A French securities trader was ordered into custody Friday while investigations continued into the billions of dollars in losses he allegedly caused at Societe Generale bank.
A probe into the case broadened as well, with police taking into custody a brokerage employee who reportedly had been in contact with Jerome Kerviel, the 31-year-old trader.
Prosecutors sought to jail Kerviel to keep him from contacting accomplices, if he had any, and jeopardizing what promises to be a long and complex investigation.
Judges allowed Kerviel to go free last month, after his lawyer argued that he posed no flight risk. Kerviel plans to appeal his return to custody, said lawyer Raphael Colas, who works with Kerviel's attorney, Elisabeth Meyer.
News that police had arrested a second person, an employee at a brokerage arm of Societe Generale, again raised questions about whether Kerviel acted alone.
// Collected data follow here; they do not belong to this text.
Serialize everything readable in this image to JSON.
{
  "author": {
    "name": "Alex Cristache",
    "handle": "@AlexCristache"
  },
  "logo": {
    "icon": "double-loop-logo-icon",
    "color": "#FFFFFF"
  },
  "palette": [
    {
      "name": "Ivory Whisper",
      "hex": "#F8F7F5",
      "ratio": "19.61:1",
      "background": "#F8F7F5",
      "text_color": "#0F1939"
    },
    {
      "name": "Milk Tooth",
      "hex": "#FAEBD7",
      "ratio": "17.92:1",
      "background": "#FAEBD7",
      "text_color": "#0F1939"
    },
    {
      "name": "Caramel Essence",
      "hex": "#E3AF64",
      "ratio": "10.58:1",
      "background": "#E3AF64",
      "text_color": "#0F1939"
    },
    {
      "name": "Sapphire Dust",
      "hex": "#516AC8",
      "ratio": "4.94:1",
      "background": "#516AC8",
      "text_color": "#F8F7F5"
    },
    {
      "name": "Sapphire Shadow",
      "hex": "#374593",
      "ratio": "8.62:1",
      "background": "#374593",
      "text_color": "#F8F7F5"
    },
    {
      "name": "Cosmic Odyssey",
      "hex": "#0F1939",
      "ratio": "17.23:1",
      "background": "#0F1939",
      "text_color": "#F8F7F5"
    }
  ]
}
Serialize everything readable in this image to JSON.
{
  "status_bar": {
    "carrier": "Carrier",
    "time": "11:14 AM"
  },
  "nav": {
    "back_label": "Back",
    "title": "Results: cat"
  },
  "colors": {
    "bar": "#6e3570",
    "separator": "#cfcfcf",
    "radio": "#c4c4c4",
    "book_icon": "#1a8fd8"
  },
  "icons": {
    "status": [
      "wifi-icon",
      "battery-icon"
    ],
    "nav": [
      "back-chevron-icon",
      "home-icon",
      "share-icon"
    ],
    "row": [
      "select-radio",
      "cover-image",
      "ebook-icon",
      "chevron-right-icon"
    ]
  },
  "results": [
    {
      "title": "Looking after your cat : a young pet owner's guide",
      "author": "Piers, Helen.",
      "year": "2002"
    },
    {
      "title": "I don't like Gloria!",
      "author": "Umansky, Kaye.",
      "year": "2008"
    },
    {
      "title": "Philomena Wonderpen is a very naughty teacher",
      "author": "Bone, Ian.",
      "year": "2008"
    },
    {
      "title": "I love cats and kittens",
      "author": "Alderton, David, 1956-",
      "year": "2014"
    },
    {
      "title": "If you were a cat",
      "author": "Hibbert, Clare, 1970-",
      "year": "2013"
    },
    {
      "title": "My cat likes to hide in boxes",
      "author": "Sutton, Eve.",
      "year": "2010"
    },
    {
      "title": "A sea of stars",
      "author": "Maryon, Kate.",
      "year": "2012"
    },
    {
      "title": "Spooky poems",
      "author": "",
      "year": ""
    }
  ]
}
Societe Generale, one of France's biggest banks, has said Kerviel did not appear to have accomplices when he made massive unauthorized bets on European futures markets that the bank said cost it more than $7 billion to unwind.
A judiciary official said the bank had turned over new evidence, including a message sent to Kerviel through the bank's computer system by the broker now in custody.
The message, sent Nov. 30, read: "You have done nothing illegal in terms of the law," the official said, confirming a report that first appeared in the Le Monde newspaper.
The employee from brokerage Newedge, a joint venture between Societe Generale and bank Calyon, was taken into custody Thursday and Newedge's office was searched, according to the judiciary official.
Le Monde said Kerviel passed trades through the brokerage, and police suspect the brokerage employee was aware of Kerviel's activities.